In terms of inflation, the core CPI in January increased by 2.5% year-on-year, a slight decline from the previous month. The annual rate of the core PCE price index fell to 2.6%, the lowest level in recent times. However, the tariff policy announced by the new government may bring new uncertainties to inflation. The imposition of a 10% tariff on imported goods from Mexico and Canada is expected to raise the costs of important goods such as automobiles and agricultural products, potentially leading to an additional increase of 0.3-0.5 percentage points in the CPI in the second quarter.
In terms of interest rate policy, the market generally expects the Federal Reserve to maintain the current interest rates in the short term. However, considering the uncertainty of inflation and the potential impacts of new tariff policies, the Fed's decision on interest rate cuts remains uncertain. Currently, the core contradiction facing the U.S. economy is the tug-of-war between slowing growth and resilient inflation. The new government's tariff policy not only exacerbates the complexity of this issue but may also affect the pricing logic of global supply chains, increasing uncertainty in the global economy.
The major breakthroughs in the field of artificial intelligence have also had a significant impact on the market. Emerging AI companies have greatly reduced computational power requirements through algorithm optimization, driving the industry from a "computational power race" to "algorithm efficiency," reshaping market expectations for AI infrastructure demand. This change has undermined the competitive advantages that traditional tech giants built on high capital expenditures.
Affected by the dual impact of breakthroughs in AI technology and new tariff policies, the US stock market showed lackluster performance in February. The Nasdaq index, heavily weighted with tech stocks, suffered the most, falling 4% during the month, marking its worst monthly performance in nearly a year. The Dow Jones Industrial Average and the S&P 500 also declined by 1.58% and 1.42%, respectively.
The cryptocurrency market has also not been spared from this volatility. The correlation between Bitcoin and the Nasdaq index has risen to a two-year high, indicating that the connection between crypto assets and traditional financial markets is becoming increasingly close. After the new government took office, the crypto sector welcomed a series of favorable policies, including the establishment of a dedicated working group and the formulation of new regulatory plans. However, affected by external factors, Bitcoin's price still saw a significant correction in February, with a monthly decline of over 17%.

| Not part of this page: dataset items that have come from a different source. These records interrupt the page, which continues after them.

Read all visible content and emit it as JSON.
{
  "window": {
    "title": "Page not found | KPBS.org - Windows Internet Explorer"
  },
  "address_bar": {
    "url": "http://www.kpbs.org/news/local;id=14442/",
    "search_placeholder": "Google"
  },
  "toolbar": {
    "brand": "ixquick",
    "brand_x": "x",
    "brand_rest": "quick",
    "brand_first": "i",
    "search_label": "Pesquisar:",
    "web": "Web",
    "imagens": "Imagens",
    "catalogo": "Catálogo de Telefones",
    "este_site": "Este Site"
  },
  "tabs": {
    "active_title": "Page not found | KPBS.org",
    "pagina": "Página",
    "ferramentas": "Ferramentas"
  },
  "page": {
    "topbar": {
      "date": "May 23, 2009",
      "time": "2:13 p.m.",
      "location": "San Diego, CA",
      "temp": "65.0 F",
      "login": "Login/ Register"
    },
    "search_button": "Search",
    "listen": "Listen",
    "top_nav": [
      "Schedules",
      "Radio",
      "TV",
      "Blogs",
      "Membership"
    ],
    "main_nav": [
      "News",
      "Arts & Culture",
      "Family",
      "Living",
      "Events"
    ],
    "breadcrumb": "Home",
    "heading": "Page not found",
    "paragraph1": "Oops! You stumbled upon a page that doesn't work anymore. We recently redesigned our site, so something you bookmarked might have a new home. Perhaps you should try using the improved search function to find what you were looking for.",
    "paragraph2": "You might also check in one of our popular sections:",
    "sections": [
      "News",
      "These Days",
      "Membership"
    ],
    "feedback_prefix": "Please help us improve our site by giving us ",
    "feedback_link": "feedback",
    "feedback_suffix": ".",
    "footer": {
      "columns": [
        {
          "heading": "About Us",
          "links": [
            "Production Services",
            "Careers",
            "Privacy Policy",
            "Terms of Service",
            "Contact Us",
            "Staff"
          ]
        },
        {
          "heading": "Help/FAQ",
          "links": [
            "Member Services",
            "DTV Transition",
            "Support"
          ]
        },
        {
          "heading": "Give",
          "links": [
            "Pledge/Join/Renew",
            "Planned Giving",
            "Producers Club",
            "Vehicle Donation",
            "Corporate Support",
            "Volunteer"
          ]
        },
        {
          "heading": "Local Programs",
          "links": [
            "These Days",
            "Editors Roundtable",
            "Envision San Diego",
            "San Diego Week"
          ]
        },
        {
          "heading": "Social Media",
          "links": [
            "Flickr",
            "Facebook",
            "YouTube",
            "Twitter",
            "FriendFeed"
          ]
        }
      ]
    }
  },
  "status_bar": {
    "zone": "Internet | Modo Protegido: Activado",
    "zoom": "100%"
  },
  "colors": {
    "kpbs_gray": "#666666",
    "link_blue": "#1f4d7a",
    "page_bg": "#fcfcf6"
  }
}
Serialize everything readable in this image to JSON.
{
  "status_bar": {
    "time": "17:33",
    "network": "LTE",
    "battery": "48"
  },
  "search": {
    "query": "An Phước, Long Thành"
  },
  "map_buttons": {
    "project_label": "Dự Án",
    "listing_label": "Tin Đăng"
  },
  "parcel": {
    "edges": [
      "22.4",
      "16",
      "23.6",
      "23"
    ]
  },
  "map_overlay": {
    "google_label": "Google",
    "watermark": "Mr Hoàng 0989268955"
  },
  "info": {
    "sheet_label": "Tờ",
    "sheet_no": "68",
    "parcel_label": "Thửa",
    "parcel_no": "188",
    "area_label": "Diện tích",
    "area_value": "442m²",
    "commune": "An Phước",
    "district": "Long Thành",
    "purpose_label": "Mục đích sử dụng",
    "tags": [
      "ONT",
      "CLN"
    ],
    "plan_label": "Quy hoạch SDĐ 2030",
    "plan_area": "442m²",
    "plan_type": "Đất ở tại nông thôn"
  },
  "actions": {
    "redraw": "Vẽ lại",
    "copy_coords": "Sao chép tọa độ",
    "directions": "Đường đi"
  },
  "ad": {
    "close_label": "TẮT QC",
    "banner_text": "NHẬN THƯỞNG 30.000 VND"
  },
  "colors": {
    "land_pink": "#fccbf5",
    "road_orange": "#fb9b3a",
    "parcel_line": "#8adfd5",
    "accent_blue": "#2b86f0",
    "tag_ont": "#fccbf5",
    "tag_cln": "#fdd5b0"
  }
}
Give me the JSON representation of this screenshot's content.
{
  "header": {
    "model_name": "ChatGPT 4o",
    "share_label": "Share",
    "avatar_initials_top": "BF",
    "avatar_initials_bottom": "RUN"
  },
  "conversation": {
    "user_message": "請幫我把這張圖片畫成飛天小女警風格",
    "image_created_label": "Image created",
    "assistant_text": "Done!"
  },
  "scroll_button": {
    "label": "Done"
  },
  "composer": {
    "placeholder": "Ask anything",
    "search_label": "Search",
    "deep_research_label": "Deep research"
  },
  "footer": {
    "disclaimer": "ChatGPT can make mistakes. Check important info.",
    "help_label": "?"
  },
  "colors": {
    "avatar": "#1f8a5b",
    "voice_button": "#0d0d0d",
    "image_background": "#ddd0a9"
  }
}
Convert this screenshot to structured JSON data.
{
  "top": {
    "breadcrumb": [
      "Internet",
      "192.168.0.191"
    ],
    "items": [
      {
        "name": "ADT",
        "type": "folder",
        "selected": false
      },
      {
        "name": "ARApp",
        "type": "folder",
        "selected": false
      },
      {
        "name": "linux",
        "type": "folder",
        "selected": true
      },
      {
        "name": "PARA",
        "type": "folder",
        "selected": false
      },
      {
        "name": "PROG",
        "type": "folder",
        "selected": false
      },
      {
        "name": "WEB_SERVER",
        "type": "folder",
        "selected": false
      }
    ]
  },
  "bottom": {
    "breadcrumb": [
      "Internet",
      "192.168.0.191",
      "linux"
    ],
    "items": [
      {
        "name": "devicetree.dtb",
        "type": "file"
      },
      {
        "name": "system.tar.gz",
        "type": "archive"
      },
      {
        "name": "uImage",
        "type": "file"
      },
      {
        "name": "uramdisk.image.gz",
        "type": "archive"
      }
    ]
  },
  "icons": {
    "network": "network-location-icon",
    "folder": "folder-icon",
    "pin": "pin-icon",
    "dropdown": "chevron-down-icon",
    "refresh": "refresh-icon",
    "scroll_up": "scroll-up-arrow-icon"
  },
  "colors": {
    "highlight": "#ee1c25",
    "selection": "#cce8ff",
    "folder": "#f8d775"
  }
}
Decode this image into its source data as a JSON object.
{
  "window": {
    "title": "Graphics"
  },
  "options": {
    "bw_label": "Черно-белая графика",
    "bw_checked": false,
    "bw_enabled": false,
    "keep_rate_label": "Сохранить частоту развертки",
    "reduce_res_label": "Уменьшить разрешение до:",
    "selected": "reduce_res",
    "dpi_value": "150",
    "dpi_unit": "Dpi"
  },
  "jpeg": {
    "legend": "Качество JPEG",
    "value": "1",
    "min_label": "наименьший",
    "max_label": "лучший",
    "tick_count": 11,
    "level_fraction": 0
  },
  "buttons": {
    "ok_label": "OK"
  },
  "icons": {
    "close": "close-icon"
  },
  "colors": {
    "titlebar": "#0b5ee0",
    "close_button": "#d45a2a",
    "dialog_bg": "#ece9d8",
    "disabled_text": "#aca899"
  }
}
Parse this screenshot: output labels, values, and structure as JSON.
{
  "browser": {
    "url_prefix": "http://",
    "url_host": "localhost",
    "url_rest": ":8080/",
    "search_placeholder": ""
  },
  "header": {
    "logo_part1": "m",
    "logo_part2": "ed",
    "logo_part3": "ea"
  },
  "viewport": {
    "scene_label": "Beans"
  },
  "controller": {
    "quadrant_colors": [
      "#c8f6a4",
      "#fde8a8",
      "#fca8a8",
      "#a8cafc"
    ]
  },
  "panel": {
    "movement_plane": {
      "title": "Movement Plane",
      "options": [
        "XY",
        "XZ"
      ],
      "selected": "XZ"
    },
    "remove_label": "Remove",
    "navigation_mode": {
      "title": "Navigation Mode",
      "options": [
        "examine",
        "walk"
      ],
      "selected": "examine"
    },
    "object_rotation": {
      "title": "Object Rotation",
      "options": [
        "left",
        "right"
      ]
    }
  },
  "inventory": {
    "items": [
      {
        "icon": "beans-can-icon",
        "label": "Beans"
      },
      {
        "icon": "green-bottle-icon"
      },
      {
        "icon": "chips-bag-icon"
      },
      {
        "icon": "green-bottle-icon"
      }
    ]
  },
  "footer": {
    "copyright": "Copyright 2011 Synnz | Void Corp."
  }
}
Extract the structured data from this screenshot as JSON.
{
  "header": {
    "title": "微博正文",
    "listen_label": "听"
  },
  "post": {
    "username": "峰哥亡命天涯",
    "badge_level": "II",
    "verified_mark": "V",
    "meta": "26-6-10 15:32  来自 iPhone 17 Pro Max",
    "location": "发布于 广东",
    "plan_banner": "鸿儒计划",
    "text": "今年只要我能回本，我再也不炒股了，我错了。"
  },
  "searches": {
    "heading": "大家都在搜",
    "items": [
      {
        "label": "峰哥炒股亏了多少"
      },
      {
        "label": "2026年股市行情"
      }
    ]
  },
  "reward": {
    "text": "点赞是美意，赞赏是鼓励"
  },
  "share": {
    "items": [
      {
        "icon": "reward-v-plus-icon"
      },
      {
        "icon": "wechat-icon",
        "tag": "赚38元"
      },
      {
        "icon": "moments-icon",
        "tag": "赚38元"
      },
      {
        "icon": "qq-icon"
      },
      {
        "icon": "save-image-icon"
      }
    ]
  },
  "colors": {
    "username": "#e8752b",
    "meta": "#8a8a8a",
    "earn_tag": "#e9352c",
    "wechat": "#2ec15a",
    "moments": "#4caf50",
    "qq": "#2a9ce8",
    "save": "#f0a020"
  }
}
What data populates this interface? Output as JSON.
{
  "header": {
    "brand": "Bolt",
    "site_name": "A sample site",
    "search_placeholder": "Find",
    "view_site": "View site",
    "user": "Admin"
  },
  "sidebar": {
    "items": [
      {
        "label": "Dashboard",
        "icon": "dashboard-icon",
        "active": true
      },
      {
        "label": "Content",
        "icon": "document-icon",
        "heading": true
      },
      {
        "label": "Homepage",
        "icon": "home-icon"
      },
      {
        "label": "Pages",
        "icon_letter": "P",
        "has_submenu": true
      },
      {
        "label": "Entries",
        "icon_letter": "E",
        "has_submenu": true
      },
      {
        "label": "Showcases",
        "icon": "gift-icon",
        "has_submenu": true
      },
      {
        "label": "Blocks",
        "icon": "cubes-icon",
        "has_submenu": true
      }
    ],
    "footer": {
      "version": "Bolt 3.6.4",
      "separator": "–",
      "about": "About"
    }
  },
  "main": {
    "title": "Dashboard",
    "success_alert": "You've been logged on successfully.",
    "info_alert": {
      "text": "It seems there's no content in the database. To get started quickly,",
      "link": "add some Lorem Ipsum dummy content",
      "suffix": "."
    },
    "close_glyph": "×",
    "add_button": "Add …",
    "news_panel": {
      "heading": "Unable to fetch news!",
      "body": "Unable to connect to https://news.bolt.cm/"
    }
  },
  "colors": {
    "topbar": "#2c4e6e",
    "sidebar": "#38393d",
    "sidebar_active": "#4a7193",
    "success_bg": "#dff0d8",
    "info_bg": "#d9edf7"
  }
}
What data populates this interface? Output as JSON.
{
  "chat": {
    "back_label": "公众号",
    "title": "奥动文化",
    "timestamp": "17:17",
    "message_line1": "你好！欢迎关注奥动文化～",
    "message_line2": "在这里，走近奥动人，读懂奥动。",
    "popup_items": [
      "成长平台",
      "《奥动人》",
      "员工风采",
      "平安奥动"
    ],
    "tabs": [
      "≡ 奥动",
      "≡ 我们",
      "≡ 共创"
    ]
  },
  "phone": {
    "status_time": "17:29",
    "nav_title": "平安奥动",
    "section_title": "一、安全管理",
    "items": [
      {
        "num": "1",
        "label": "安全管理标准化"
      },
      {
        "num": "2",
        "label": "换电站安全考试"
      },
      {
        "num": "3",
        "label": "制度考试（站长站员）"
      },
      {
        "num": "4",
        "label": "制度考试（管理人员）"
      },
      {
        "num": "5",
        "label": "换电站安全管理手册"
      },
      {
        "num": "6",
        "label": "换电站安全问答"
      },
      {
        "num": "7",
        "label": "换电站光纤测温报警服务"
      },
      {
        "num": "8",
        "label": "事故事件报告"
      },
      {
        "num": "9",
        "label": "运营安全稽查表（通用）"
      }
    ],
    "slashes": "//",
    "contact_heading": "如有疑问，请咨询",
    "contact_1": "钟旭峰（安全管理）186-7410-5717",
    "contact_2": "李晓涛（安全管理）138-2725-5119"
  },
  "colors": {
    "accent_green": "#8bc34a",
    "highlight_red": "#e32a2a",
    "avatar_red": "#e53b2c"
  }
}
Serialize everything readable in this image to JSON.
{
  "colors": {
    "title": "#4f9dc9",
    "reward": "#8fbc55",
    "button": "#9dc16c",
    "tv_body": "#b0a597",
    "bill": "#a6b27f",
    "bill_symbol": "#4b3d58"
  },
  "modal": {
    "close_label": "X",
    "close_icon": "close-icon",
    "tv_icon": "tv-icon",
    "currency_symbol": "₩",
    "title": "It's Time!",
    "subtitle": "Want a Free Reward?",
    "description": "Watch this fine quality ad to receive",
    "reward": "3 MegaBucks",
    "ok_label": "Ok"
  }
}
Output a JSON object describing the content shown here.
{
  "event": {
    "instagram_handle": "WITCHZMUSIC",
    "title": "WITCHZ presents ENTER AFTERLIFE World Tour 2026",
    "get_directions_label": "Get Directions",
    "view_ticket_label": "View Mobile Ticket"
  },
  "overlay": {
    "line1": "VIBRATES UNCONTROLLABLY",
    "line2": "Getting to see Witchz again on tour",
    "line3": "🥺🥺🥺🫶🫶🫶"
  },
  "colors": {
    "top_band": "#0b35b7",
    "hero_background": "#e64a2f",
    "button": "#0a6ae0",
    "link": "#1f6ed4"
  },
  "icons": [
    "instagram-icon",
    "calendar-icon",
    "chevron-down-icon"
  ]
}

It is worth noting that Bitcoin has shown a certain level of resilience during this round of adjustments. Some institutional investors view this short-term volatility as an opportunity for long-term allocation, increasing their holdings of Bitcoin during the price pullback. At the same time, the price trends of Bitcoin and gold are increasingly converging, further highlighting its "digital gold" attributes.
Currently, the cryptocurrency market is at a critical turning point. The influence of traditional market narratives such as halving cycles and ETF inflows is weakening. The market is shifting from "policy arbitrage" to "value creation" and from "speculation-driven" to "technology-driven". In the future, the integration of AI and cryptocurrency technology may become a new growth point.
Overall, the first two months of 2025 have seen the market undergo a "Game of Ice and Fire". New government policies, technological innovations, and economic uncertainties are intertwined, presenting both challenges and opportunities for the market. Although short-term volatility has intensified, this chaotic state may give rise to new development opportunities in the long run. As has been the case throughout market history, new growth often sprouts amidst turmoil and uncertainty.